United States v. Delvaz Saunders

United States v. Delvaz Saunders
U.S. Court of Appeals for the Fourth Circuit · Decided September 3, 2014 · Keenan, Wynn, Hamilton
583 F. App'x 69

United States v. Delvaz Saunders

Opinion

Dismissed by unpublished PER CURIAM opinion.

Unpublished opinions are not binding precedent in this circuit.

PER CURIAM:

Delvaz Saunders seeks to appeal the district.court’s order denying relief on his 28 U.S.C. § 2255 (2012) motion. The order is not appealable unless a circuit justice or judge issues a certificate of appealability. 28 U.S.C. § 2253(c)(1)(B) (2012). A certificate of appealability will not issue *70 absent “a substantial showing of the denial of a constitutional right.” 28 U.S.C. § 2253(c)(2) (2012). When the district court denies relief on the merits, a prisoner satisfies this standard by demonstrating that reasonable jurists would find that the district court’s assessment of the constitutional claims is debatable or wrong. Slack v. McDaniel, 529 U.S. 473, 484, 120 S.Ct. 1595, 146 L.Ed.2d 542 (2000); see Miller-El v. Cockrell, 537 U.S. 322, 336-38, 123 S.Ct. 1029, 154 L.Ed.2d 931 (2003). When the district court denies relief on procedural grounds, the prisoner must demonstrate both that the dispositive procedural ruling is debatable, and that the motion states a debatable claim of the denial of a constitutional right. Slack, 529 U.S. at 484-85, 120 S.Ct. 1595.

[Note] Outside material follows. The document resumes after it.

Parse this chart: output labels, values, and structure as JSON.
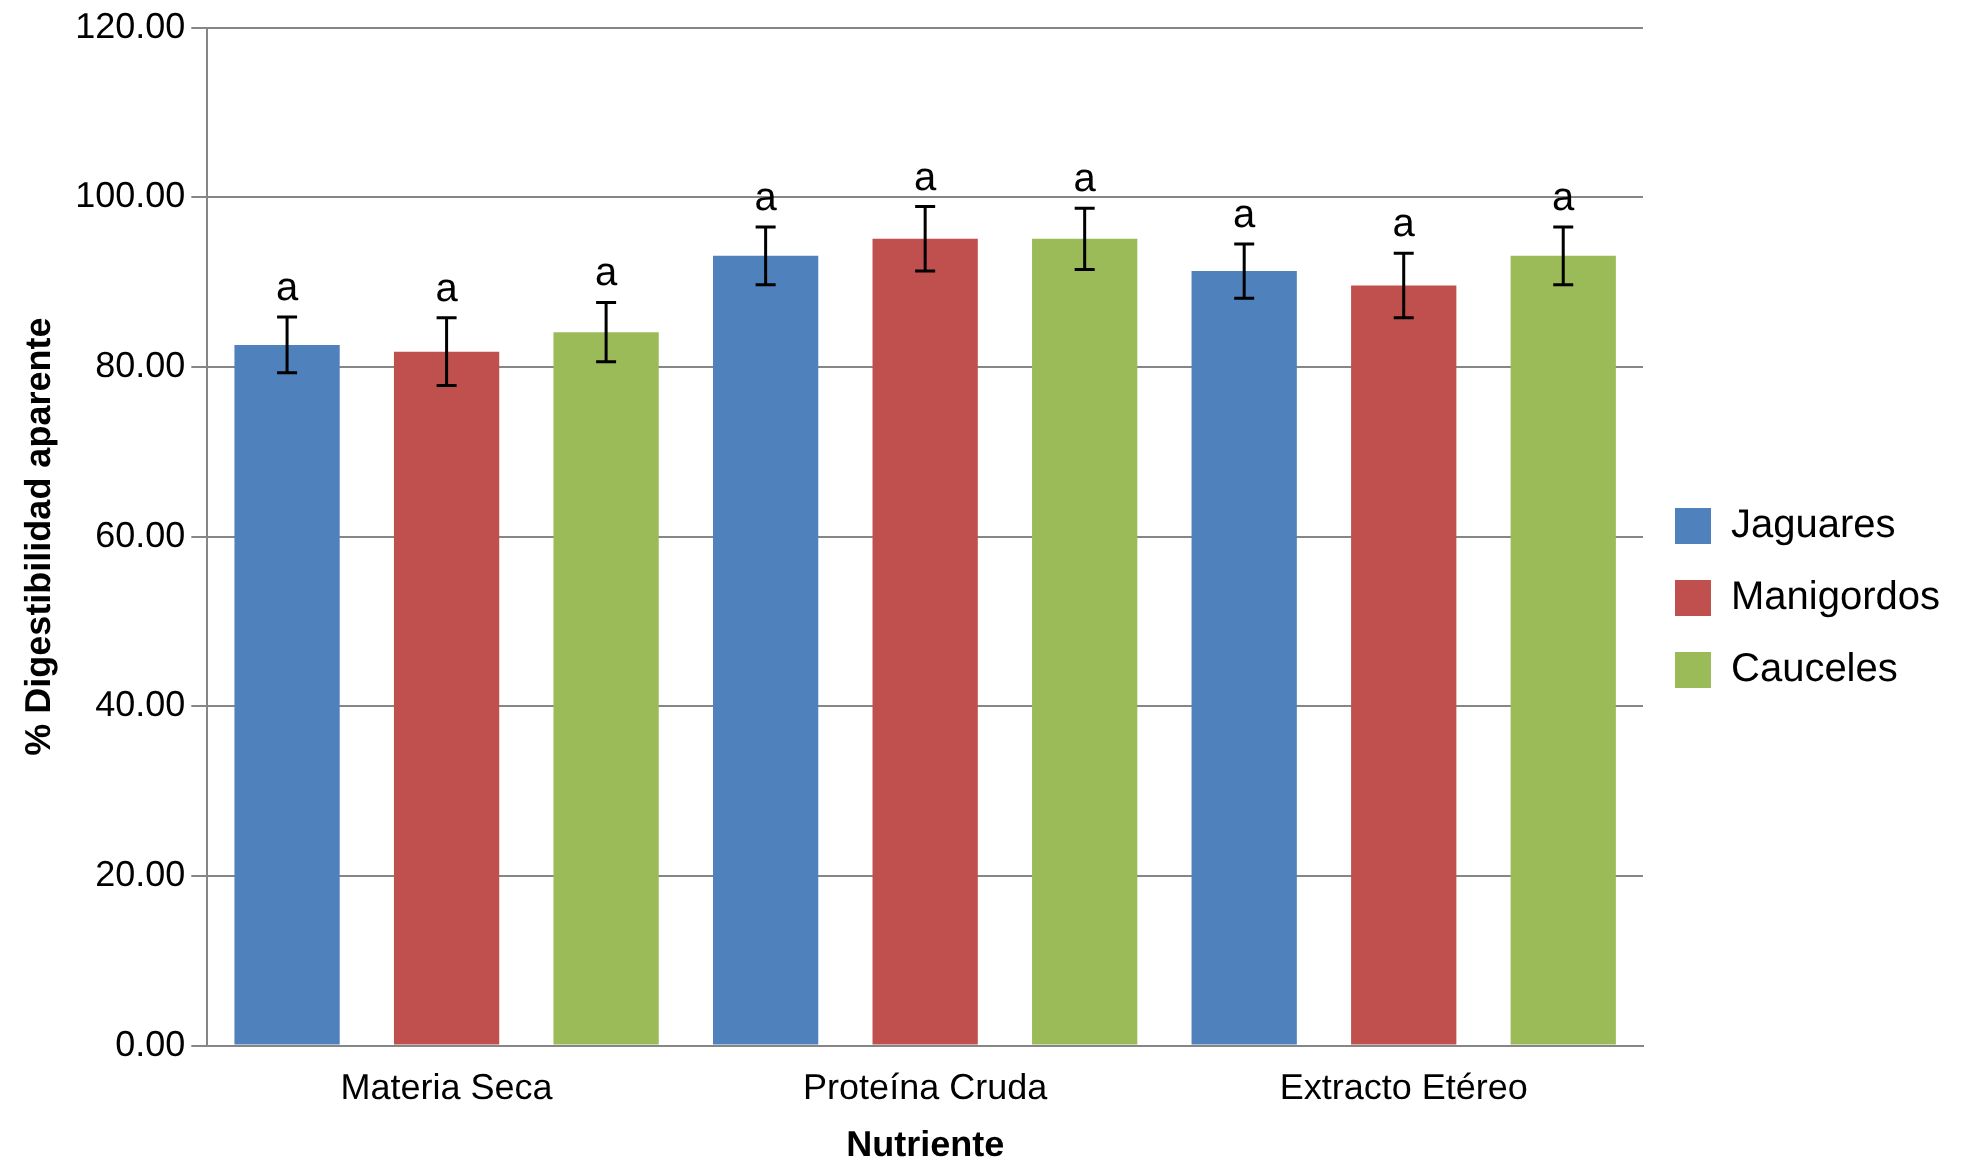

We have independently reviewed the record and conclude that Saunders has not made the requisite showing. The district court lacked jurisdiction to consider Saunders’ motion to vacate because it was a successive and unauthorized § 2255 motion. * In the absence of pre-filing authorization from this court, the district court lacks jurisdiction to hear a successive § 2255 motion. See 28 U.S.C. § 2244(b)(3) (2012). Accordingly, we deny a certificate of appealability and dismiss the appeal. We dispense with oral argument because the facts and legal contentions are adequately presented in the materials before this court and argument would not aid the decisional process.

DISMISSED.

*

In its memorandum denying relief on Saunders' first § 2255 motion, the district court noted its intent to enter an amended judgment reducing Saunders' term of supervised release from the ten-year term imposed at sentencing to the five-year term stipulated in the plea agreement. However, the district court's docket does not reflect that it has entered an amended judgment reducing Saunders' term of supervised release, and in fact, a subsequent amended judgment indicates a supervised release term of ten years.